The mind, bound to the reactions of fruitive work, always meditates on the objects of the senses, both those that are seen in this world and those that are heard about from Vedic authority. Consequently, the mind appears to come into being and to suffer annihilation along with its objects of perception, and thus its ability to distinguish past and future is lost.
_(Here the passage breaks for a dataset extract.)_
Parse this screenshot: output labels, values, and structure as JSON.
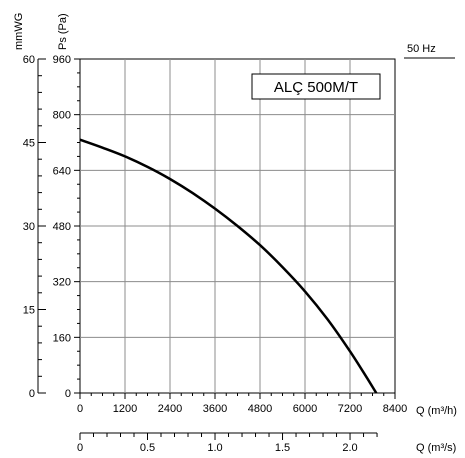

One may ask how the subtle body, or mind, gives up its connection with one physical body and enters another. Such entering and leaving of physical bodies is called birth and death by conditioned souls. One utilizes his present senses to meditate on the visible objects of this world — beautiful women, palatial estates, and so on — and similarly one daydreams about the heavenly planets described in the Vedas. As death occurs, the mind is pulled away from the objects of its immediate experience and enters another body to experience a new set of sense objects. As the mind undergoes total reorientation there is the apparent loss of one’s previous mentality and creation of a new mind, though actually the same mind is experiencing, but in a different way.
The conditioned soul is overwhelmed by the constant flow of material experience consisting of direct perception and abstract contemplation of the objects of this world. One thereby loses his transcendental memory of his relationship with God. As soon as one identifies with this world he forgets his eternal identity and surrenders to the false ego created by māyā.